The authors of The Commonwealth Fund report attributed the improvement to inflation-driven income growth exceeding recent increases in ESI premiums and deductible. The $80,610 National median household income in 2023 was a 4% increase from 2022, and ranged from $49,600 for single-person households to $102,800 for families.
“The income increased between those intervening years, that had a small impact on the affordability of these costs,” said Kristen Kolb, research associate for The Commonwealth Fund.

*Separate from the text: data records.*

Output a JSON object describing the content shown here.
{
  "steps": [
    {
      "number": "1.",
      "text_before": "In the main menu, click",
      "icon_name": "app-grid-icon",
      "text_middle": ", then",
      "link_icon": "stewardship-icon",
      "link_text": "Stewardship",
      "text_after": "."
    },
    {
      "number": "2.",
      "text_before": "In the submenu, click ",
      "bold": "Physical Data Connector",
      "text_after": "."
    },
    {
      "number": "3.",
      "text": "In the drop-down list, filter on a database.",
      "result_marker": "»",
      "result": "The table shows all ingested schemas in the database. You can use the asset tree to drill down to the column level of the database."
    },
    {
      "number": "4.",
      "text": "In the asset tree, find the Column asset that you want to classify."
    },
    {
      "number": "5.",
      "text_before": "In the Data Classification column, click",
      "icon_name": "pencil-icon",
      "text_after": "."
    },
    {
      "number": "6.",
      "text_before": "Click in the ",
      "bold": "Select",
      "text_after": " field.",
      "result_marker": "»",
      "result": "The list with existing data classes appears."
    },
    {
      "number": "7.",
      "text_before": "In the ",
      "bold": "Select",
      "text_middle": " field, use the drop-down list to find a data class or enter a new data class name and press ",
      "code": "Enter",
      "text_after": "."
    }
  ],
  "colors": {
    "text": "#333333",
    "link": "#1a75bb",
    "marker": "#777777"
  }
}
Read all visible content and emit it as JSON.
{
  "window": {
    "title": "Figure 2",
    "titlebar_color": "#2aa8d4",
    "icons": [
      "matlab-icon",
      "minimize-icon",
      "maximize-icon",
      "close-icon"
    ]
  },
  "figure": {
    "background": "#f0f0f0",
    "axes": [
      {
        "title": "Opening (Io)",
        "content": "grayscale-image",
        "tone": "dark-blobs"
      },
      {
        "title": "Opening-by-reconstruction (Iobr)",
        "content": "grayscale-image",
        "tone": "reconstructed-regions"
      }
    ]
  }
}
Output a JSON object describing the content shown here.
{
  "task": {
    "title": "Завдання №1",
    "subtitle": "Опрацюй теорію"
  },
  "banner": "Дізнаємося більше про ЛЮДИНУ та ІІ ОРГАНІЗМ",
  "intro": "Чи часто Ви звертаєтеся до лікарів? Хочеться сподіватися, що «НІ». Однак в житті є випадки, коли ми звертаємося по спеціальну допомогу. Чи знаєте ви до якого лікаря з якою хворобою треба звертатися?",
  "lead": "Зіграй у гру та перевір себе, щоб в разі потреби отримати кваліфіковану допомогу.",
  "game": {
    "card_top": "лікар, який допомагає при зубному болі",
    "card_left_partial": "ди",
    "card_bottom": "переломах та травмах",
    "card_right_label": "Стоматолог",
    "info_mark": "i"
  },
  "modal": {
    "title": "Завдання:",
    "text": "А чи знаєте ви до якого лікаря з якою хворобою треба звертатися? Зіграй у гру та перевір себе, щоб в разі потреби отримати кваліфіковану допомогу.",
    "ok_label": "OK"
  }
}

The states where family ESI premium and deductible affordability worsened from 2020 to 2023 were:
- Alabama
- California
- Connecticut
- Louisiana
- Michigan
- New York
- Tennessee
- Vermont
- Virginia
- Washington
“There’s nothing in place that will lower the trajectory of what we have seen over time,” Collins said.
Over the years The Commonwealth Fund has examined ESI coverage affordability, it found that has sporadically improved due to slow growth in premiums and income growth. “But there is nothing in place that is going to improve the overall rate of growth and the driver, which is healthcare costs,” Collins said. “If we enter a recessionary period, where people’s income growth flattens or even falls, then people really are getting into a pretty significant affordability issue with their healthcare.”